Des comptes Twitter et Facebook ont été lancés ce jeudi. Objectif : ne pas laisser ce terrain aux terroristes. Mais le message n'est-il pas trop institutionnel pour être efficace ?
par Sylvain Mouillard
publié le 31 décembre 2015 à 13h26

Une caricature fustigeant Daech, un discours de François Hollande et une intervention à la radio de Manuel Valls. Ce sont les premiers messages délivrés par le compte Twitter «Stop Djihadisme», lancé ce jeudi par le gouvernement pour «diffuser sur le web un contre-discours face à la propagande des organisations terroristes islamistes». L'image de profil - la même que celle du compte Facebook - représente une Marianne, regard dur et drapeau bleu-blanc-rouge en main, fissurant d'un coup de poing le mot «djihadisme».

Ces comptes Twitter et Facebook viennent compléter le site éponyme, lancé après les attentats de janvier 2015 contre Charlie Hebdo et l'Hyper Cacher. Alimentés par les ministères concernés (Défense, Intérieur, Education…), ils diffuseront divers contenus (rappels à la loi, témoignages de victimes voire de repentis…) et ambitionnent d'«occuper les canaux du web pour contrer la situation quasi monopolistique des émetteurs terroristes».

Le site «Stop Djihadisme» est bâti autour de quatre onglets : «Comprendre la menace terroriste», «Agir, l'action de l'Etat», «Décrypter la propagande djihadiste», «Se mobiliser ensemble». Il s'est notamment fait remarquer pour des vidéos de «contre-propagande», visant à déconstruire les messages de l'Etat islamique et à lutter contre l'embrigadement de jeunes Français tentés par le jihad (1). En mai, le Premier ministre Manuel Valls avait annoncé sa volonté de créer des cellules de community managers pour diffuser ces messages.

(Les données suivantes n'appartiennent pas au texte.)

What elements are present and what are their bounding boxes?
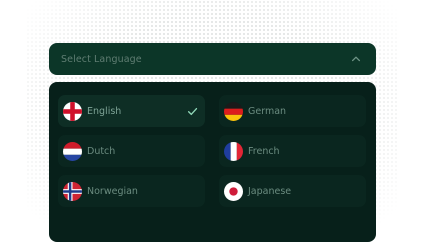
language-option-label: French [248, 145, 280, 157]
language-option-label: German [248, 105, 287, 117]
flag-england-icon [63, 101, 82, 121]
language-select[interactable]: Select Language [49, 43, 376, 75]
language-option-french[interactable]: French [219, 135, 366, 167]
language-option-german[interactable]: German [219, 95, 366, 127]
flag-japan-icon [224, 181, 243, 201]
language-option-label: Japanese [248, 185, 292, 197]
chevron-up-icon [351, 56, 361, 62]
flag-norway-icon [63, 181, 82, 201]
language-select-placeholder: Select Language [61, 53, 142, 65]
language-option-label: English [87, 105, 122, 117]
flag-germany-icon [224, 101, 243, 121]
language-menu: English German Dutch French Norwegian Ja… [49, 82, 376, 242]
language-option-english[interactable]: English [58, 95, 205, 127]
flag-netherlands-icon [63, 141, 82, 161]
language-option-dutch[interactable]: Dutch [58, 135, 205, 167]
flag-france-icon [224, 141, 243, 161]
language-option-norwegian[interactable]: Norwegian [58, 175, 205, 207]
language-option-label: Dutch [87, 145, 116, 157]
check-icon [187, 107, 198, 115]
language-option-japanese[interactable]: Japanese [219, 175, 366, 207]
language-option-label: Norwegian [87, 185, 138, 197]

Néanmoins, sur le site «Stop Djihadisme» comme sur les réseaux sociaux, le message délivré reste très institutionnel. Une faiblesse, selon de nombreux observateurs.

Au printemps, une commission d'enquête sénatoriale sur les filières jihadistes avait pointé les limites de cette stratégie. «Certaines actions spécifiques comme le développement d'un contre-discours ne peuvent se montrer efficaces que si, précisément, elles sont assumées par la société civile et non seulement par le pouvoir exécutif», lisait-on dans le rapport. Qui détaillait: «La parole publique de l'État serait vouée à l'échec en ce domaine : les individus radicalisés, sous l'effet notamment de la doctrine complotiste qui leur est inculquée par les recruteurs, deviennent peu à peu insensibles au discours des médias comme à celui des autorités. Ainsi, le format même de l'adresse du site Internet stop-djihadisme.gouv.fr nuirait à son crédit auprès de publics souvent en rupture, ou en passe de le devenir ; l'outil serait en définitive plus utile à l'entourage des individus directement touchés par la radicalisation, et remplirait auprès de celui-ci davantage un rôle d'information.»

Les sénateurs proposaient notamment de «s'appuyer sur la parole d'anciens djihadistes ou extrémistes repentis, dans des conditions à définir strictement». Un défi. En France, seul Mourad Benchellali, ancien détenu à Guantanamo, est jugé digne de confiance par le ministère de l'Intérieur et intervient régulièrement autour du thème de la déradicalisation.

(1) Libération a choisi la transcription jihad, plutôt que djihad.